Transgenerational mental health concerns the transmission of cognitive and social-emotional abilities and vulnerabilities from parents to children, including the transmission of psychiatric and related problems from generation to generation. Research has yielded strong evidence showing that children of parents with mental illness (COPMI) or addicted parents are at high risk of developing a wide range of emotional, behavioural, social and also physical health problems during their lifetime, especially when risk factors accumulate and social support is lacking. Many patients in current child, adolescent and adult mental health care have a history of growing up in families dealing with parental mental illness. Preventing this continuous transgenerational transmission of problems and disorders is one of the main current challenges for psychiatry and public mental health. Longitudinal child and family studies and listening to the voices of children and parents have generated growing insight in the involved risk factors, developmental trajectories and transmission mechanisms. There exists growing evidence showing that these transgenerational problems are preventable by reducing risk factors and strengthening positive factors and resilience in children, families and their social environment.
Over the last two decades, researchers, professionals, NGOs and experts by experience in many countries have collaborated locally and also internationally (e.g. the Prato Collaborative on COPMI) to develop preventive interventions, educative materials, early treatment methods, family-focused care and consumer network activities to support these children and families. In this opening keynote an overview will be given of the different strategies that practitioners in mental health care, youth care, primary health care, family organizations, social services and public health can use to tackle this continuous transmission of psychiatric problems and to foster the social-emotional development of these children and families at risk. Controlled studies in different countries have shown that such interventions can make a significant difference, i.e. have influence on important risk and protective factors and can reduce the onset of mental disorders in new generations. To date, effective programs, tools and practices are worldwide exchanged.
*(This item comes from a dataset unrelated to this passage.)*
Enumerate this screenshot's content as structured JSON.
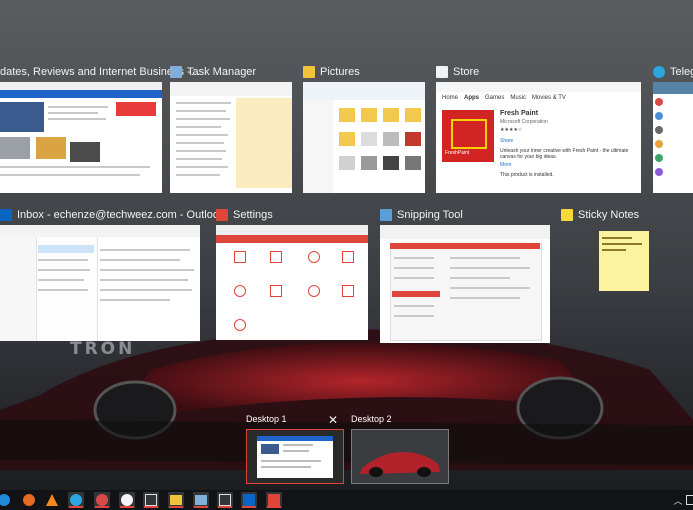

Some challenges for our future agenda will be discussed. First, although interventions have shown positive effects, their effectiveness need further improvement. Results from prevention science offer guidelines to systematically improve outcomes and more evaluation research is needed. Secondly, available options for prevention and early intervention are still implemented on a small scale with limited reach. To create a significant preventive impact in populations of children and families dealing with parental mental illness (public health perspective), we need to invest in creating the necessary conditions for successful implementation. Such conditions include advocacy, supportive national and local policies, professional expertise on transgenerational mental health and preventive options, combining interventions and interorganizational and -sectoral collaboration to create ‘collective impact’, and supportive financing arrangements and legislation. In sum, a better future for these children at high risk is possible, if we are choosing to invest in it both from child and adolescent psychiatry and adult psychiatry.